BIAcore biosensor interaction of immobilized rIGF-I with IGFBP-1 displaying the association and dissociation phases of concentration-dependent IGFBP-1 binding with rIGF-I. a–c, IGFBP-1 phosphoisoform(s) present in FFE fractions E5 (pH 4.43) and F6 (pH 5.09) and in the enriched AF, respectively. The kinetics analysis shows differences between dissociation phases for the phosphoisoforms separated at the lower pH (4.91) compared with the higher pH (5.09) or the unfractionated AF.

Fig. 5.

Representative LC-MS/MS ion spectra of IGFBP-1 phosphopeptides identified in FFE fraction C6. The peptide sequences with highlighted IGFBP-1 phosphorylation sites are also indicated for each spectrum.

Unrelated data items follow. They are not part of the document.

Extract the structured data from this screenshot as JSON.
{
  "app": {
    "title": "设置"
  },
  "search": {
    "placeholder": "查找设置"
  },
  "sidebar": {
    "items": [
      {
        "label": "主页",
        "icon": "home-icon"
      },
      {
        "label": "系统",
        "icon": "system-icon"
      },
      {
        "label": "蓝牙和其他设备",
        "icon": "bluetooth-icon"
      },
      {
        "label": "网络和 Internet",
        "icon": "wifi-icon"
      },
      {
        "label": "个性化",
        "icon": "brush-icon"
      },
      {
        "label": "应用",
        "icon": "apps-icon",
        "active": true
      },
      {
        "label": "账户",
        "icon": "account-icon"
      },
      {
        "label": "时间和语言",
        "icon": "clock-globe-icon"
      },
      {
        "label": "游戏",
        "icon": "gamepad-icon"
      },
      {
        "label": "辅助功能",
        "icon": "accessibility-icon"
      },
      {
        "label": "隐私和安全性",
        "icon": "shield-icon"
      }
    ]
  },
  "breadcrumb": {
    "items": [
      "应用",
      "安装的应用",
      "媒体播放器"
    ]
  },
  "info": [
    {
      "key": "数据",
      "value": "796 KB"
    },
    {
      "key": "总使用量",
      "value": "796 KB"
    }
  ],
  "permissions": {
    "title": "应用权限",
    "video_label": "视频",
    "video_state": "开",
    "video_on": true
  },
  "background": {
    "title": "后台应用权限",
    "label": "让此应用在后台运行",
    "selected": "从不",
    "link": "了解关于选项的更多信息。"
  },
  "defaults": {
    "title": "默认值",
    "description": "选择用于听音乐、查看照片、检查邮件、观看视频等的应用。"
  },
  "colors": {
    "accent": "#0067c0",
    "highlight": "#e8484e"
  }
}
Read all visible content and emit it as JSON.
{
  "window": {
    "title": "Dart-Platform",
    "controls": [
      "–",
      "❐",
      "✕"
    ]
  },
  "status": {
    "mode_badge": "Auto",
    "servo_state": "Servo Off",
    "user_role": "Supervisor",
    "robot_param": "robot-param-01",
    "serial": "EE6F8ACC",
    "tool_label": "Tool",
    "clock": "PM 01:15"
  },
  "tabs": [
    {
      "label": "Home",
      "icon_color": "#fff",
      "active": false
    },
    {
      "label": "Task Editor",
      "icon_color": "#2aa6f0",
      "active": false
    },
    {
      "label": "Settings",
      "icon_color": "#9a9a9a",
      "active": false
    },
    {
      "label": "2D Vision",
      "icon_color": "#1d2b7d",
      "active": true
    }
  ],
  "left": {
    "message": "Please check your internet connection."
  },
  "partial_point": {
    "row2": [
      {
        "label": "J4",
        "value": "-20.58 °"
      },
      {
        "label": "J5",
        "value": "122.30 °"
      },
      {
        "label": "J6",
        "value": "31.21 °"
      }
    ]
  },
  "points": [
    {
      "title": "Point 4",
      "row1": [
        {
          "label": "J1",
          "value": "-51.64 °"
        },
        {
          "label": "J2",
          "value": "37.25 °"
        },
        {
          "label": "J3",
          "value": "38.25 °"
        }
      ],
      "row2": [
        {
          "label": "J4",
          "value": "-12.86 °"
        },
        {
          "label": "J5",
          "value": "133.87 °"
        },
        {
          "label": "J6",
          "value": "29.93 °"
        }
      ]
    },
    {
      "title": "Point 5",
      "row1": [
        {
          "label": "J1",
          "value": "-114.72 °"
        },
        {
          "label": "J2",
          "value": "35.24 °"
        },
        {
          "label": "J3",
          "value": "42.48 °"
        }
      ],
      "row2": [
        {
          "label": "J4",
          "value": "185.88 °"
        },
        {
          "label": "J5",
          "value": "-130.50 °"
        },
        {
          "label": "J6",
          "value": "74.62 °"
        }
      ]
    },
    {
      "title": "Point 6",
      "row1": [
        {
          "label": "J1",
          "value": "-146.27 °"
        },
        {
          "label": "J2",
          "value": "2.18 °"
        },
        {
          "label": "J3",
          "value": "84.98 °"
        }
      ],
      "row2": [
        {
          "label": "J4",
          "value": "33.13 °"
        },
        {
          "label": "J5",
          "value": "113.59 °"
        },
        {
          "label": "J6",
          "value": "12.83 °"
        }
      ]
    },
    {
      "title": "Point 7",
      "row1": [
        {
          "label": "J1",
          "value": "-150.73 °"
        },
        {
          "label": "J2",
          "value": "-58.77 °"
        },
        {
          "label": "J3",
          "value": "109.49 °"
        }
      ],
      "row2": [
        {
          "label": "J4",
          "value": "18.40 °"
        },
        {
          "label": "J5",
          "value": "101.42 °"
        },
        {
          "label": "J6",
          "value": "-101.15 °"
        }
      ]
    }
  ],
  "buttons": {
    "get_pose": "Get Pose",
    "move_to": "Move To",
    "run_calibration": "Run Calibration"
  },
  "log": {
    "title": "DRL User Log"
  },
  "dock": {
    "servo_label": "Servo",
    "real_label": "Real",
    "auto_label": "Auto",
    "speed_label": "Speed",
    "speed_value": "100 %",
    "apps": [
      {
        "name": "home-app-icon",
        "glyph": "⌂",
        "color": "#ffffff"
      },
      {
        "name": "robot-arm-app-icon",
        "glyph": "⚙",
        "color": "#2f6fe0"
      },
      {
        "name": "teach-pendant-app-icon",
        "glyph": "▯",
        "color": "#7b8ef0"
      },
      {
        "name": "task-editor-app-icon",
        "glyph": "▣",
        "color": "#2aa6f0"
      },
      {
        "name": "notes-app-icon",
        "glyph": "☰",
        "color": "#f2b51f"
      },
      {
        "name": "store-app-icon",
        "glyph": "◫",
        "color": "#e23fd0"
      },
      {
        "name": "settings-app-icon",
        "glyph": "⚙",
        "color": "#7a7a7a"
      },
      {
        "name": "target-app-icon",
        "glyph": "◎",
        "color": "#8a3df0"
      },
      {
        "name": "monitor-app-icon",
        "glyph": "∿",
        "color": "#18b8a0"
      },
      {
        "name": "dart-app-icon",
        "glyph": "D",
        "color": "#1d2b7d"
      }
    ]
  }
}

Shown is the deconvoluted spectra of the parent ion at m/z 949.73, representing the singly phosphorylated Ser¹⁰¹ (Ser(P)¹⁰¹ with the peptide sequence in (i) and m/z 976.42 representing the doubly phosphorylated peptide (Ser(P)¹⁰¹ and Ser(P)⁹⁸) in (ii). Both ions were observed as triply charged ions. In spectrum (i), intense b ions confirm the amino acid sequence of the peptide. The observed b18 ion at m/z 1771.68 and the b18 − 98 ion at m/z 1673.75 that is derived from b18 ion with a loss of H₃PO₄ confirmed phosphorylation on the Ser¹⁰¹ residue. In spectrum (ii), the precursor ion is 80 Da heavier than the ion in spectrum (i), indicating additional phosphorylation. The observed b15 ion at m/z 1458.63 and the b15 − 98 ion at m/z 1360.59 confirmed phosphorylation on Ser⁹⁸ in addition to Ser¹⁰¹. Also are shown representative LC-MS/MS ion spectra of IGFBP-1 phosphopeptides identified with Ser(P)¹¹⁹, 685.30 m/z, charge state +2 (iii) and Ser(P)¹⁶⁹, m/z 629.78, charge state +2 in (iv) using an aliquot of FFE sample C6.

Fig. 6.

2-D immunoblot analysis of IGFBP-1 phosphoisoforms in crude AF. Samples (total protein, 25 μg/AF sample) were analyzed using anti-IGFBP-1 polyclonal antibody. a, normal (healthy) (n = 6); b, FGR pregnancies (n = 6). The patterns of spots representing multiple IGFBP-1 phosphoisoforms were compared visually.